I probably overuse the word "whirlwind" to describe periods of time in my life, so let's say that the last several weeks have been a blur of weaving and textile-related stimulation.
It started with a visit to Kansas City.
Well, it actually started over a year ago when I plotted and schemed to bring Laverne Waddington to Port Townsend for a class. She visits Seattle regularly, but I hadn't managed to bring her to my home yet, so I drummed up interest in my weaving guild (not difficult at all) and scheduled a day of weaving in April 2018. Getting this all organized had been my focus, as well as family issues, and so when I prepared to go to KC for phase one of family stuff, I was not thinking of fun fiber events or weaving opportunities.
But of course, Kansas City is the new home, for three years running, of Ply Away, and I soon became aware that fate, the universe, and/or the weaving gods had conspired to place me in the perfect position to photobomb Abby's intermediate backstrap weaving class and assist her with a warp-winding method I've been eager to learn for YEARS! I mean, really. I can't express how great this was, particularly for being so unexpected and unsought.
Watching Abby go through the basics of backstrap was edifying - although this was an intermediate class, she reviewed things like winding two-color warp and making heddles, for the benefit of the newer weavers (those 5-6 year-olds on the Chinchero weaver scale.) I had been advised and coached by Abby over the last 8 years, but had never actually watched her handle a warp, so just seeing how she did pickup, opened sheds, and used her hands and tools was a special treat.

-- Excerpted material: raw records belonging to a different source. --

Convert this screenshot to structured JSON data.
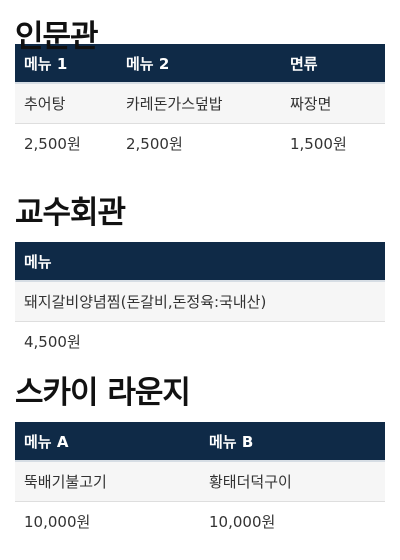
{
  "sections": [
    {
      "title": "인문관",
      "headers": [
        "메뉴 1",
        "메뉴 2",
        "면류"
      ],
      "rows": [
        [
          "추어탕",
          "카레돈가스덮밥",
          "짜장면"
        ],
        [
          "2,500원",
          "2,500원",
          "1,500원"
        ]
      ]
    },
    {
      "title": "교수회관",
      "headers": [
        "메뉴"
      ],
      "rows": [
        [
          "돼지갈비양념찜(돈갈비,돈정육:국내산)"
        ],
        [
          "4,500원"
        ]
      ]
    },
    {
      "title": "스카이 라운지",
      "headers": [
        "메뉴 A",
        "메뉴 B"
      ],
      "rows": [
        [
          "뚝배기불고기",
          "황태더덕구이"
        ],
        [
          "10,000원",
          "10,000원"
        ]
      ]
    }
  ]
}
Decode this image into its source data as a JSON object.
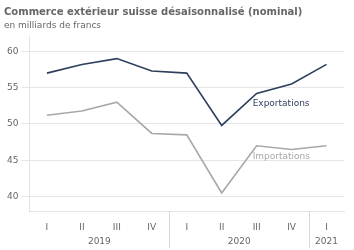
{
  "chart_data": {
    "type": "line",
    "title": "Commerce extérieur suisse désaisonnalisé (nominal)",
    "subtitle": "en milliards de francs",
    "categories": [
      "I",
      "II",
      "III",
      "IV",
      "I",
      "II",
      "III",
      "IV",
      "I"
    ],
    "x_groups": [
      {
        "label": "2019",
        "count": 4
      },
      {
        "label": "2020",
        "count": 4
      },
      {
        "label": "2021",
        "count": 1
      }
    ],
    "series": [
      {
        "name": "Exportations",
        "color": "#2e3f5c",
        "values": [
          57.0,
          58.2,
          59.0,
          57.3,
          57.0,
          49.8,
          54.2,
          55.5,
          58.2
        ]
      },
      {
        "name": "Importations",
        "color": "#a8a8a8",
        "values": [
          51.2,
          51.8,
          53.0,
          48.7,
          48.5,
          40.5,
          47.0,
          46.5,
          47.0
        ]
      }
    ],
    "ylim": [
      38,
      62
    ],
    "yticks": [
      40,
      45,
      50,
      55,
      60
    ],
    "grid": true
  }
}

It was also remarkable to weave with Abby and then Laverne, almost back-to-back. I've learned to weave from these two people, but I'd never sat in a class where they showed beginners the basics before, and in both cases I got to see the teaching method in action and directly compare the styles. Abby is admittedly Chinchero-chauvinist, teaching The Way she grew up learning, while Laverne has amalgamated methods from a variety of traditional weavers in Peru, Bolivia, Chile, and Ecuador, from whom she has learned different techniques. Both of them have experience as educators, and so their teaching is deliberate and skillful, developed from an understanding of progressive levels of learning. This means I got to observe not only how to weave from the student's perspective, but also how to teach, which interests me because I have taught backstrap once or twice, and hope to have more opportunities.
Being around newer students, I also saw how the teaching translated into their understanding of how to weave. Abby's students are comfortable with Quechua terms like illawa and sonqopa (heddles and shed stick, which are the only system they use for opening sheds,) while Laverne's students adopt the clever "twisty sticks" (an extra cross held on two bound sticks that is used to help open both sheds), and heddle the alternating "pebble" sheds when using such patterns. The terminology and vocabulary of movement that each set of students picks up is different, but they're all learning traditional backstrap weaving and it's brilliant to see weavers growing up.
I've felt pride in being able to weave in this way, since I began in 2010, and having my skills confirmed by my teachers gives me a thrill of confidence, and motivation to keep growing. It has been intense, having so much exposure to my weaving people. This is a precious community we're creating, and I hope to nurture it.
So that's the overview. Then, there was the stuff I actually learned, and the whole process of absorbing the information. I got a lightning-fast demo of supplementary warp patterning in Abby's class (fast because I had to keep leaving because family,) and was glad that Laverne made me show her later, which helped me remember what the heck we did. It's kind of like learning a language: I can repeat things perfectly, in the moment, but ask me the word later and unless I wrote it down, it's gone. I made this warp immediately after Abby, which was fine and easy, but I very nearly forgot how it was done when asked to explain a week later. But I did figure it out. It's easy. I just have to write it down (or show Laverne, who is way more meticulous in sampling and nailing down techniques - she'll remember it!)
The two-person warp winding method (shown above) with a header cord was my Holy Grail of things I wanted to learn, so I was crazy excited for that. Only thing is, it takes two people, so until I see Abby again, I can't exactly practice.
From Laverne, I got to learn two techniques I've been curious about for a long time: double weave and supplementary weft patterning. Both were completely new to me, so I had to focus and work to get a grip on the mechanics. They make a nice pairing because the patterns follow the same math, or logic, meaning they can be charted in the same way. So if I come up with a design in double weave, I could weave it with supplementary weft - although there are some considerations that make design choices more suited to one or the other. At any rate, my head and hands have been fully occupied with continuing to reinforce the type of thing shown below. I've followed through with my samples better than I usually do, being determined to keep these techniques in my tool kit.